Después de hacer un alto en el memorial a los 86 fallecidos en el desastre, el Cristo Negro de la parroquia ubicada en la colonia Las Américas fue llevado al Río Coatán y bañado en sus aguas.
Bajo fuertes rayos del sol, los participantes –familiares de víctimas y damnificados—, recorrieron las calles y el borde de protección del afluente que devastó a decenas de colonias populares.
En ese marco, el obispo de la Diócesis de Tapachula, Leopoldo González González, reconoció que “el —huracán— Stan, con la destrucción y sufrimiento que causó, nos ha hecho conscientes de lo necesaria que es una cultura de la prevención”, la cual dijo, se ha ido fortaleciendo, aunque “no podemos descuidarnos”.

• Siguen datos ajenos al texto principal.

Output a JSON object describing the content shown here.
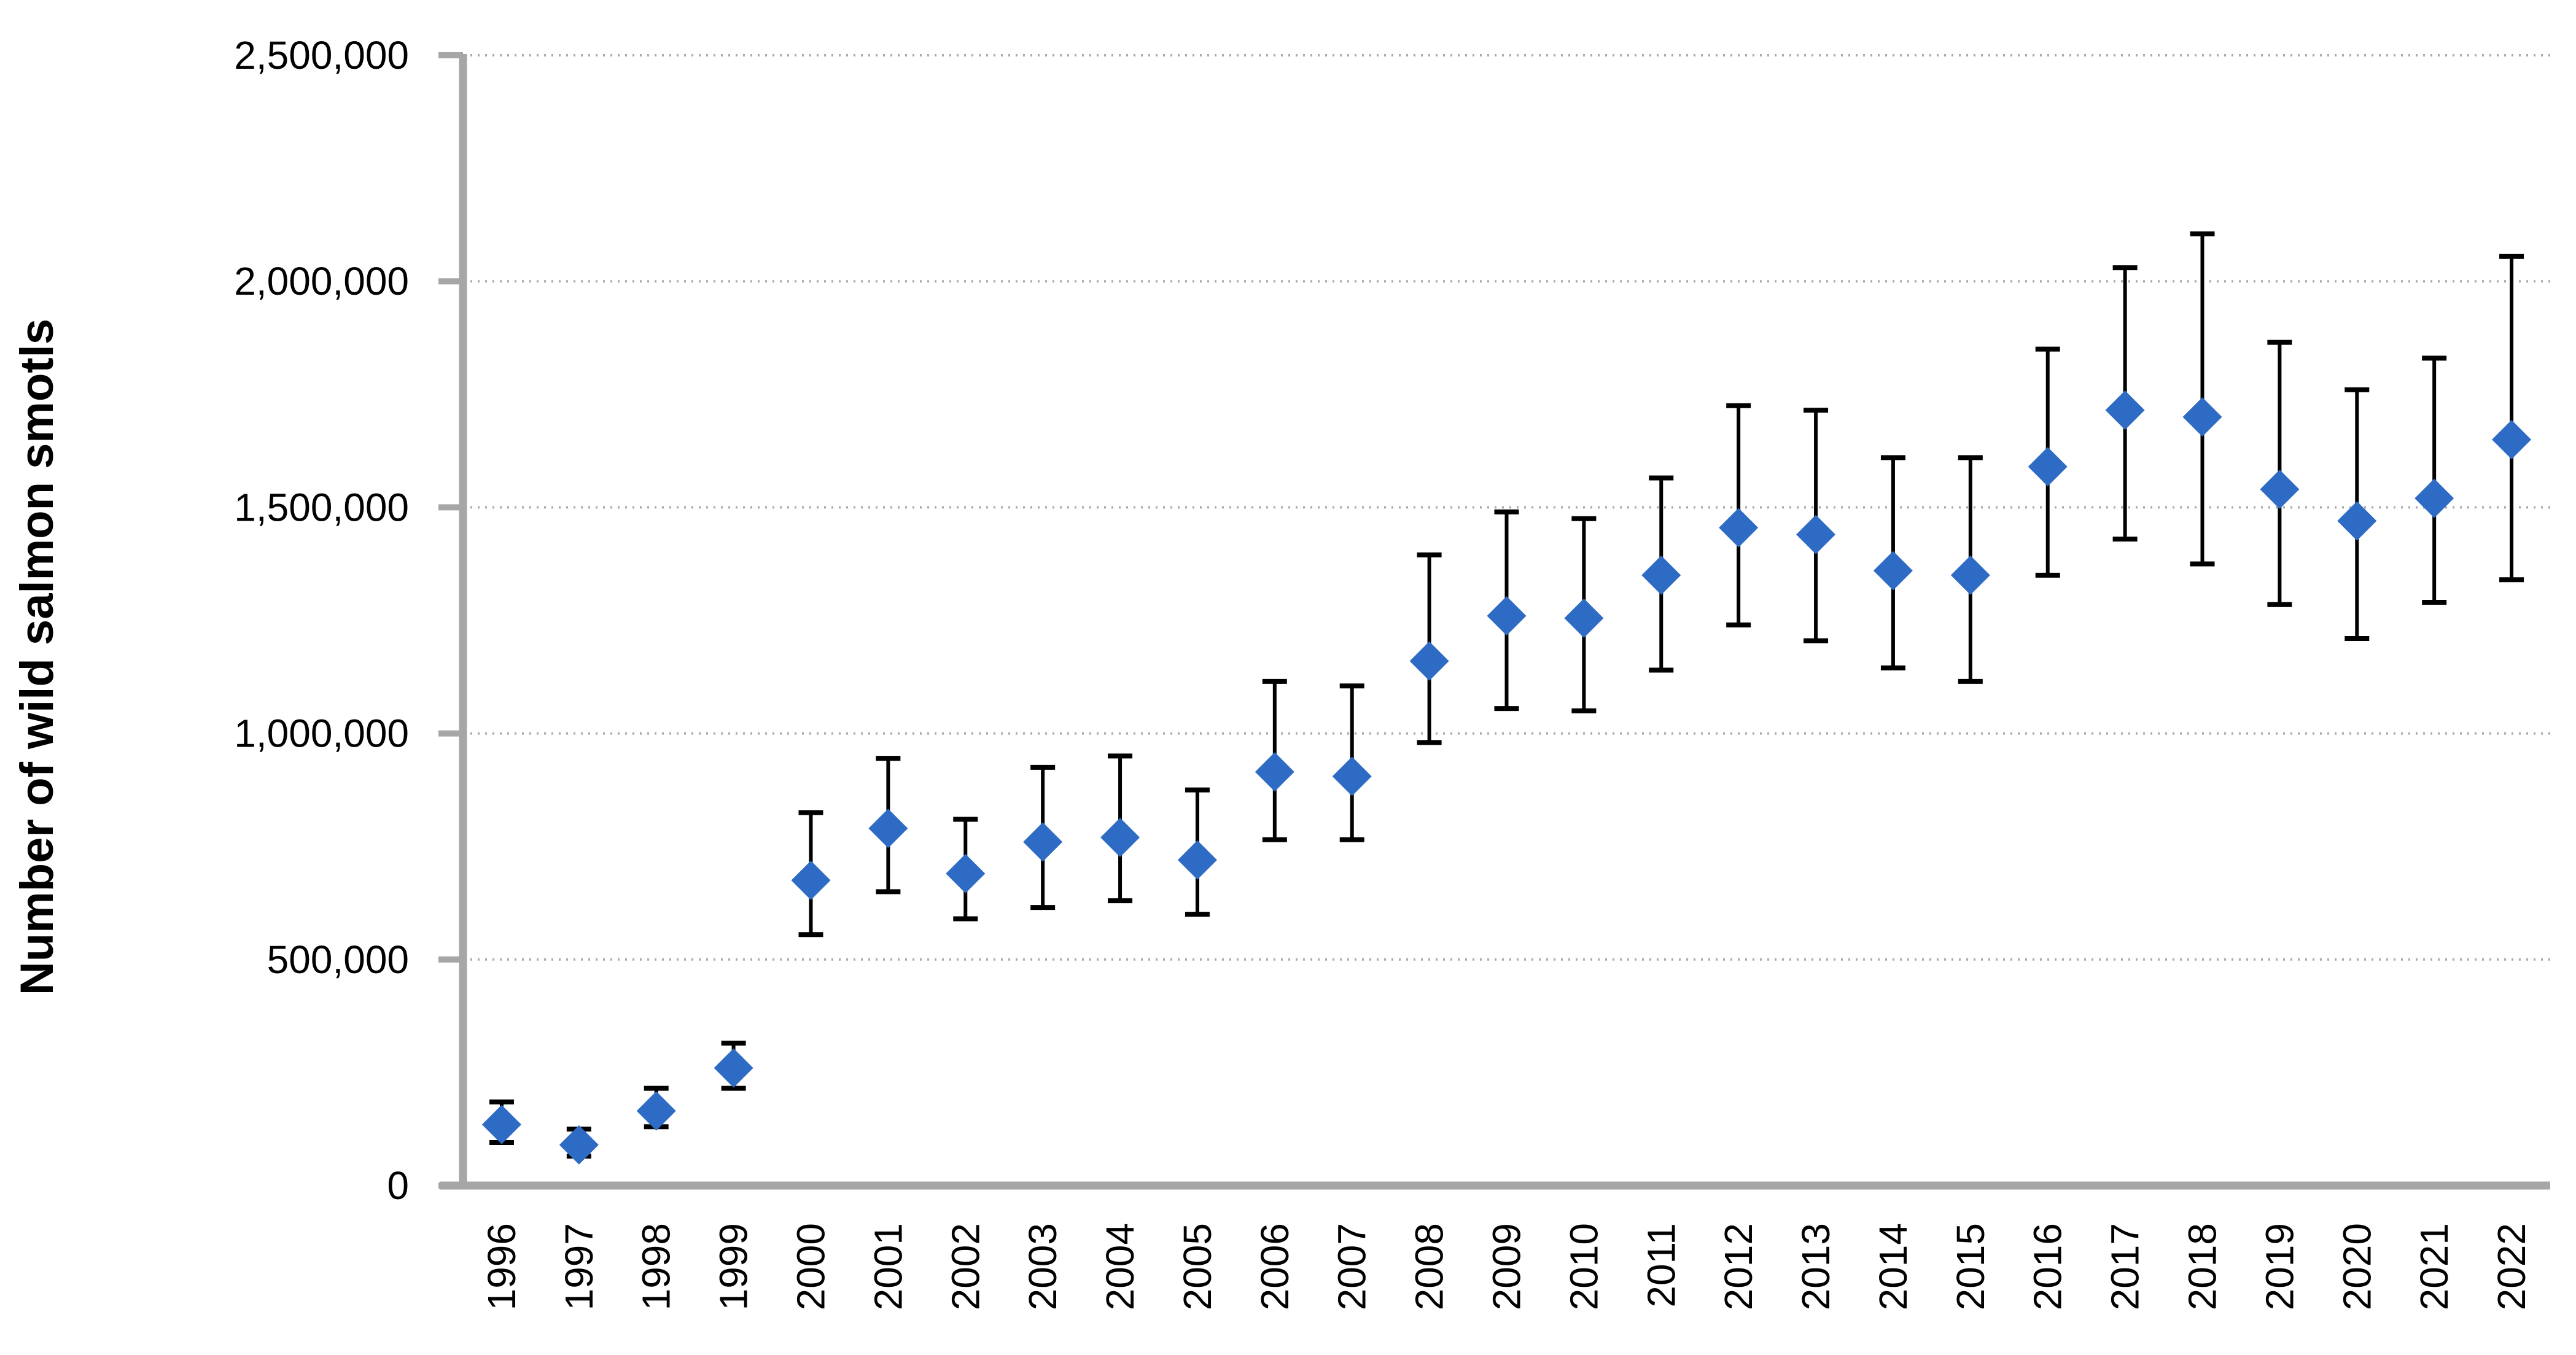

Lamentó que se sigan construyendo viviendas en zonas consideradas de alto riesgo, y destacó que en las zonas bajas de los municipios de la costa chiapaneca existen lugares que de manera periódica se anegan, ante lo cual pidió hacer conciencia para prevenir.

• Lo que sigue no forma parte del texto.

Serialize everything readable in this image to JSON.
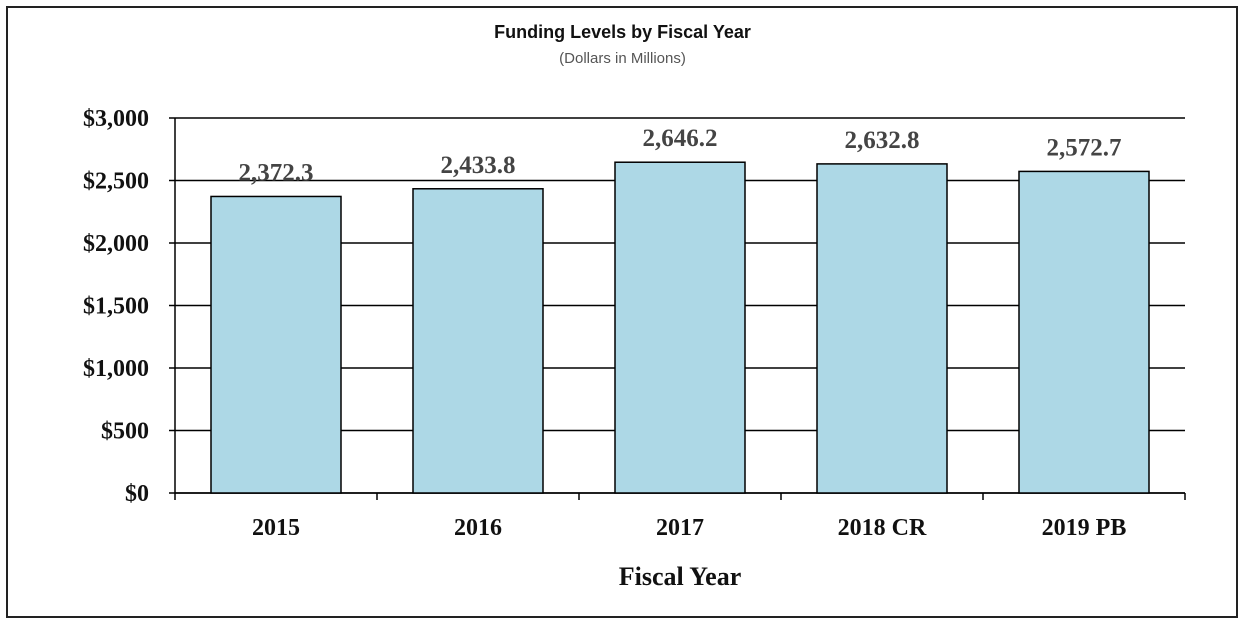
{
  "chart_data": {
    "type": "bar",
    "title": "Funding Levels by Fiscal Year",
    "subtitle": "(Dollars in Millions)",
    "xlabel": "Fiscal Year",
    "ylabel": "",
    "categories": [
      "2015",
      "2016",
      "2017",
      "2018 CR",
      "2019 PB"
    ],
    "values": [
      2372.3,
      2433.8,
      2646.2,
      2632.8,
      2572.7
    ],
    "data_labels": [
      "2,372.3",
      "2,433.8",
      "2,646.2",
      "2,632.8",
      "2,572.7"
    ],
    "ylim": [
      0,
      3000
    ],
    "yticks": [
      0,
      500,
      1000,
      1500,
      2000,
      2500,
      3000
    ],
    "ytick_labels": [
      "$0",
      "$500",
      "$1,000",
      "$1,500",
      "$2,000",
      "$2,500",
      "$3,000"
    ],
    "grid": true,
    "legend": "none",
    "bar_color": "#ADD8E6"
  }
}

Durante su mensaje en la misa y luego ante representantes de medios de comunicación, advirtió que “un renglón donde la cultura de la prevención no ha progresado, es en relación con los sismos. Desgraciadamente ante ellos no tenemos respeto, tal vez porque son muy frecuentes, casi siempre leves y pasan rápido”, por lo que pidió a la sociedad aprender y hacer conciencia para trabajar en la prevención.
González González, cuya región episcopal abarca la Costa, Soconusco, Sierra y Frontera Sur, que fueron las más devastadas por el paso del meteoro el 4 de octubre del 2005, pidió a las autoridades que garanticen la seguridad jurídica de los damnificados que fueron dotados con alguna vivienda.

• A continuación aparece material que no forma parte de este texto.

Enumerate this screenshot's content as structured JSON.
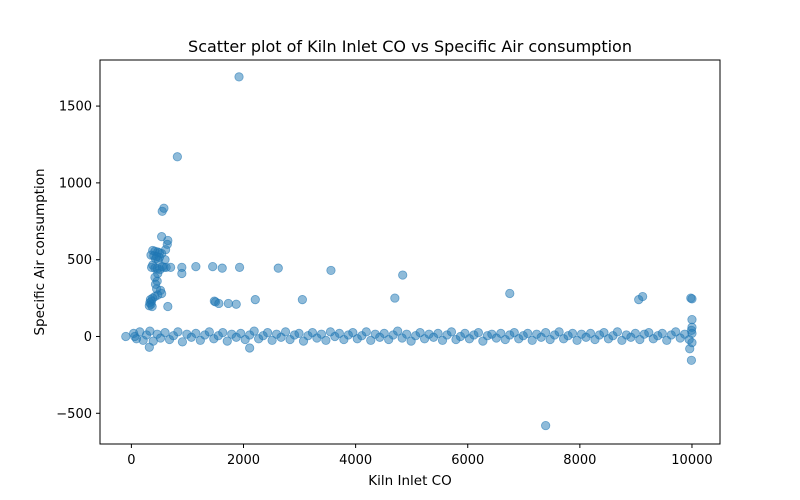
{
  "chart_data": {
    "type": "scatter",
    "title": "Scatter plot of Kiln Inlet CO vs Specific Air consumption",
    "xlabel": "Kiln Inlet CO",
    "ylabel": "Specific Air consumption",
    "xlim": [
      -560,
      10500
    ],
    "ylim": [
      -700,
      1800
    ],
    "grid": false,
    "legend": "none",
    "marker_color": "#1f77b4",
    "marker_alpha": 0.5,
    "x_ticks": [
      0,
      2000,
      4000,
      6000,
      8000,
      10000
    ],
    "x_tick_labels": [
      "0",
      "2000",
      "4000",
      "6000",
      "8000",
      "10000"
    ],
    "y_ticks": [
      -500,
      0,
      500,
      1000,
      1500
    ],
    "y_tick_labels": [
      "−500",
      "0",
      "500",
      "1000",
      "1500"
    ],
    "series": [
      {
        "values_description_points": [
          [
            1920,
            1690
          ],
          [
            820,
            1170
          ],
          [
            580,
            835
          ],
          [
            550,
            815
          ],
          [
            540,
            650
          ],
          [
            650,
            625
          ],
          [
            640,
            600
          ],
          [
            610,
            565
          ],
          [
            380,
            560
          ],
          [
            420,
            555
          ],
          [
            470,
            550
          ],
          [
            500,
            545
          ],
          [
            540,
            540
          ],
          [
            350,
            530
          ],
          [
            400,
            525
          ],
          [
            450,
            520
          ],
          [
            500,
            515
          ],
          [
            430,
            505
          ],
          [
            480,
            495
          ],
          [
            600,
            500
          ],
          [
            380,
            465
          ],
          [
            360,
            450
          ],
          [
            420,
            445
          ],
          [
            460,
            440
          ],
          [
            510,
            435
          ],
          [
            550,
            455
          ],
          [
            580,
            450
          ],
          [
            620,
            450
          ],
          [
            700,
            450
          ],
          [
            900,
            450
          ],
          [
            1150,
            455
          ],
          [
            1450,
            455
          ],
          [
            1620,
            445
          ],
          [
            1930,
            450
          ],
          [
            2620,
            445
          ],
          [
            3560,
            430
          ],
          [
            4840,
            400
          ],
          [
            900,
            410
          ],
          [
            470,
            410
          ],
          [
            420,
            385
          ],
          [
            460,
            360
          ],
          [
            430,
            340
          ],
          [
            450,
            310
          ],
          [
            520,
            300
          ],
          [
            540,
            280
          ],
          [
            470,
            270
          ],
          [
            420,
            260
          ],
          [
            380,
            250
          ],
          [
            340,
            240
          ],
          [
            360,
            230
          ],
          [
            330,
            220
          ],
          [
            350,
            210
          ],
          [
            320,
            200
          ],
          [
            370,
            195
          ],
          [
            650,
            195
          ],
          [
            1480,
            230
          ],
          [
            1500,
            225
          ],
          [
            1560,
            215
          ],
          [
            1730,
            215
          ],
          [
            1870,
            210
          ],
          [
            2210,
            240
          ],
          [
            3050,
            240
          ],
          [
            4700,
            250
          ],
          [
            6750,
            280
          ],
          [
            9050,
            240
          ],
          [
            9120,
            260
          ],
          [
            9980,
            250
          ],
          [
            10000,
            245
          ],
          [
            10000,
            110
          ],
          [
            10000,
            60
          ],
          [
            9990,
            40
          ],
          [
            10000,
            -40
          ],
          [
            9960,
            -80
          ],
          [
            9990,
            -155
          ],
          [
            2110,
            -75
          ],
          [
            7390,
            -580
          ],
          [
            320,
            -70
          ],
          [
            60,
            0
          ],
          [
            -100,
            0
          ],
          [
            40,
            20
          ],
          [
            90,
            -15
          ],
          [
            150,
            30
          ],
          [
            210,
            -25
          ],
          [
            270,
            10
          ],
          [
            330,
            35
          ],
          [
            390,
            -30
          ],
          [
            460,
            15
          ],
          [
            520,
            -10
          ],
          [
            600,
            25
          ],
          [
            680,
            -20
          ],
          [
            750,
            5
          ],
          [
            830,
            30
          ],
          [
            910,
            -35
          ],
          [
            990,
            15
          ],
          [
            1070,
            -5
          ],
          [
            1150,
            20
          ],
          [
            1230,
            -25
          ],
          [
            1310,
            10
          ],
          [
            1390,
            30
          ],
          [
            1470,
            -15
          ],
          [
            1550,
            5
          ],
          [
            1630,
            25
          ],
          [
            1710,
            -30
          ],
          [
            1790,
            15
          ],
          [
            1870,
            -5
          ],
          [
            1950,
            20
          ],
          [
            2030,
            -20
          ],
          [
            2110,
            10
          ],
          [
            2190,
            35
          ],
          [
            2270,
            -15
          ],
          [
            2350,
            5
          ],
          [
            2430,
            25
          ],
          [
            2510,
            -25
          ],
          [
            2590,
            15
          ],
          [
            2670,
            -5
          ],
          [
            2750,
            30
          ],
          [
            2830,
            -20
          ],
          [
            2910,
            10
          ],
          [
            2990,
            20
          ],
          [
            3070,
            -30
          ],
          [
            3150,
            5
          ],
          [
            3230,
            25
          ],
          [
            3310,
            -10
          ],
          [
            3390,
            15
          ],
          [
            3470,
            -25
          ],
          [
            3550,
            30
          ],
          [
            3630,
            0
          ],
          [
            3710,
            20
          ],
          [
            3790,
            -20
          ],
          [
            3870,
            10
          ],
          [
            3950,
            25
          ],
          [
            4030,
            -15
          ],
          [
            4110,
            5
          ],
          [
            4190,
            30
          ],
          [
            4270,
            -25
          ],
          [
            4350,
            15
          ],
          [
            4430,
            -5
          ],
          [
            4510,
            20
          ],
          [
            4590,
            -20
          ],
          [
            4670,
            10
          ],
          [
            4750,
            35
          ],
          [
            4830,
            -10
          ],
          [
            4910,
            15
          ],
          [
            4990,
            -30
          ],
          [
            5070,
            5
          ],
          [
            5150,
            25
          ],
          [
            5230,
            -15
          ],
          [
            5310,
            15
          ],
          [
            5390,
            -5
          ],
          [
            5470,
            20
          ],
          [
            5550,
            -25
          ],
          [
            5630,
            10
          ],
          [
            5710,
            30
          ],
          [
            5790,
            -20
          ],
          [
            5870,
            0
          ],
          [
            5950,
            20
          ],
          [
            6030,
            -15
          ],
          [
            6110,
            10
          ],
          [
            6190,
            25
          ],
          [
            6270,
            -30
          ],
          [
            6350,
            5
          ],
          [
            6430,
            15
          ],
          [
            6510,
            -10
          ],
          [
            6590,
            20
          ],
          [
            6670,
            -20
          ],
          [
            6750,
            10
          ],
          [
            6830,
            25
          ],
          [
            6910,
            -15
          ],
          [
            6990,
            5
          ],
          [
            7070,
            20
          ],
          [
            7150,
            -25
          ],
          [
            7230,
            15
          ],
          [
            7310,
            -5
          ],
          [
            7390,
            25
          ],
          [
            7470,
            -20
          ],
          [
            7550,
            10
          ],
          [
            7630,
            30
          ],
          [
            7710,
            -15
          ],
          [
            7790,
            5
          ],
          [
            7870,
            20
          ],
          [
            7950,
            -25
          ],
          [
            8030,
            15
          ],
          [
            8110,
            -5
          ],
          [
            8190,
            20
          ],
          [
            8270,
            -20
          ],
          [
            8350,
            10
          ],
          [
            8430,
            25
          ],
          [
            8510,
            -15
          ],
          [
            8590,
            5
          ],
          [
            8670,
            30
          ],
          [
            8750,
            -25
          ],
          [
            8830,
            10
          ],
          [
            8910,
            -5
          ],
          [
            8990,
            20
          ],
          [
            9070,
            -20
          ],
          [
            9150,
            15
          ],
          [
            9230,
            25
          ],
          [
            9310,
            -15
          ],
          [
            9390,
            5
          ],
          [
            9470,
            20
          ],
          [
            9550,
            -25
          ],
          [
            9630,
            10
          ],
          [
            9710,
            30
          ],
          [
            9790,
            -10
          ],
          [
            9870,
            15
          ],
          [
            9950,
            -20
          ],
          [
            10000,
            20
          ]
        ]
      }
    ]
  }
}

Asimismo, al quedar visos de desviaciones de recursos públicos destinados a la reconstrucción, planteó que “se cierre ese capítulo, pero que haya plena transparencia y rendición de cuentas”.
Mujeres y hombres cargaron el Cristo Negro de Esquipulas, que durante el Stan quedó intacto en su nicho, aunque el agua penetró a la iglesia así como a miles de casas, cientos de las cuales fueron destruidas por las fuertes corrientes.
Todos llegaron hasta las márgenes del Río Coatán, que ahora se encuentra tranquilo al haber sido un año sin tanta lluvia, en donde lo bañaron y pidieron su intercesión para que no vuelva a ocurrir otra tragedia como la del 4 de octubre del 2005.
Recuerdos
La guatemalteca Sonia Bahamaca López, quien desde hace más de 25 años vive en Tapachula, recordó el desastre del huracán y la forma en que la sacaron junto a sus dos hijos de la colonia Reforma, una de las que hizo desaparecer el Río Coatán.
“Me di cuenta de la magnitud del problema después que me sacaron amarrada con unos lazos. Lo poco que tenía lo perdí, aunque yo y mis hijos salimos bien”, señaló.
Durante el paso del huracán Stan, que devastó a 41 municipios del estado, oficialmente fallecieron 86 personas, ante cuyo memorial los participantes en la procesión hicieron un alto para recordarlos.
Establecieron que nadie desea volver a vivir una tragedia como aquella y se pronunciaron por seguir fortaleciendo la cultura de la prevención.